Dr Henderson worked on water intake systems for nuclear power plants in the US and Britain, including Hinkley Point C.
He added: “I’ve also worked for a tribe of Amerindians living on the Amazon to help them when their waters were being affected by an inshore oil rig in the region.
“The drilling operations were reducing water quality and I worked to mitigate the issue. I really like doing a mix of practical and theoretical statistical modeling work.”
Dr Henderson designed the water intake system for the One World Trade Center in New York and has worked with Surfers Against Sewage on the west coast of the US. He has also worked for the American Non-Governmental Organisation the Sierra Club to improve pollution levels in lakes in the US.
Upon receiving the Le Cren award in honour of a lifetime of work studying and protecting fish, during which he has authored around 150 scientific papers, Dr Henderson said he plans to use his acceptance speech to call for young researchers to be allowed to conduct longer term studies.
“There’s a lot of pressure on scientists these days to work quickly,” he said. “Most young scientists can’t invest 20 to 30 years into a series of studies any more; they have to publish papers in two to three years and the shortening of timescales for studies like these is damaging.
“I will be talking about my life of research, including 45 years’ overseeing the collection of samples of fish from the Bristol Channel, which I believe is the largest data set of its kind in the world.”
Discussing the environment in general, Dr Henderson warned against people focusing on climate change above all other environmental and ecological concerns.
“It doesn't do us good to focus only on climate issues in the face of other concerns such as sewage,” he explained. “I’d say the greatest threat to our inshore fisheries now are our wretched water companies pumping sewage into them.
“Climate change is an issue, but it’s not the only one.”
He continued: “I think in the last few years we've got the balance wrong. For example, Hinkley Point C needs a water intake of 120m³ per second, which sucks up millions of fish and crustaceans.
“But during public enquiries, issues like that are given no consideration at all.”
Dr Henderson said the Hinkley Point C project required the purchase of a nearby farmer’s field so it could be flooded to provide water intake for the station’s cooling system - but the move also “drowned all the badgers”.
“The studies that had been conducted hadn’t considered those badgers and the impact of that flooding.
“But if you try to put an extension on your home that affects a nearby badger sett then it would be a case of, ‘You can’t do that.’
“At one of the Hinkley Point C meetings I heard a somewhat known figure for a national charity say, ‘**** the badgers’ because they just weren't on the agenda at all.”

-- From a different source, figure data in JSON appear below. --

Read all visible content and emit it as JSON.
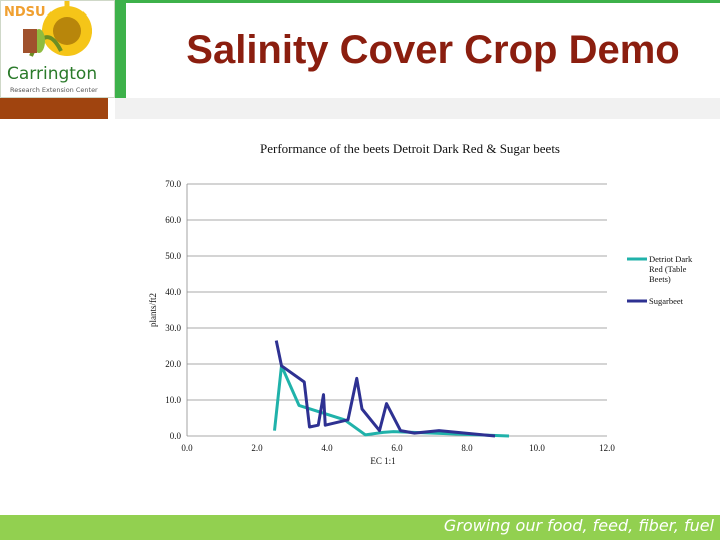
{
  "header": {
    "title": "Salinity Cover Crop Demo",
    "logo": {
      "vertical_letters": "NDSU",
      "main_text": "Carrington",
      "sub_text": "Research Extension Center"
    }
  },
  "footer": {
    "tagline": "Growing our food, feed, fiber, fuel"
  },
  "colors": {
    "header_green": "#3db14a",
    "title_red": "#8b1e0f",
    "accent_brown": "#a0440f",
    "footer_green": "#92d050",
    "series_teal": "#20b2aa",
    "series_navy": "#2e3192"
  },
  "chart_data": {
    "type": "line",
    "title": "Performance of the beets Detroit Dark Red & Sugar beets",
    "xlabel": "EC 1:1",
    "ylabel": "plants/ft2",
    "xlim": [
      0,
      12
    ],
    "ylim": [
      0,
      70
    ],
    "xticks": [
      "0.0",
      "2.0",
      "4.0",
      "6.0",
      "8.0",
      "10.0",
      "12.0"
    ],
    "yticks": [
      "0.0",
      "10.0",
      "20.0",
      "30.0",
      "40.0",
      "50.0",
      "60.0",
      "70.0"
    ],
    "grid": true,
    "legend_position": "right",
    "series": [
      {
        "name": "Detriot Dark Red (Table Beets)",
        "color": "#20b2aa",
        "x": [
          2.5,
          2.7,
          3.2,
          4.5,
          5.1,
          5.6,
          5.9,
          9.2
        ],
        "y": [
          1.5,
          19.5,
          8.5,
          4.5,
          0.3,
          1.0,
          1.2,
          0
        ]
      },
      {
        "name": "Sugarbeet",
        "color": "#2e3192",
        "x": [
          2.55,
          2.7,
          3.35,
          3.5,
          3.75,
          3.9,
          3.95,
          4.6,
          4.85,
          5.0,
          5.5,
          5.7,
          6.1,
          6.5,
          7.2,
          8.8
        ],
        "y": [
          26.5,
          19.5,
          15.0,
          2.5,
          3.0,
          11.5,
          3.0,
          4.5,
          16.0,
          7.5,
          1.5,
          9.0,
          1.5,
          0.8,
          1.5,
          0
        ]
      }
    ]
  }
}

Underlining his point that solutions to ecological issues are not always universally good, Dr Henderson gave examples of improperly sited wind farms, where turbines get so “gummed up” with dead bugs they stop working.
He gave another example from the US in which migratory birds began confusing a newly built solar panel farm for a water body where they could land.
“Of course the birds are not stupid enough to crash into the panels, but they do still have to land.
“Unfortunately, the local coyotes figured this out and would lie in wait for the birds under the panels.
“This is what I mean about having to look at ecological solutions from all angles and understand there's no one size fits all solution.”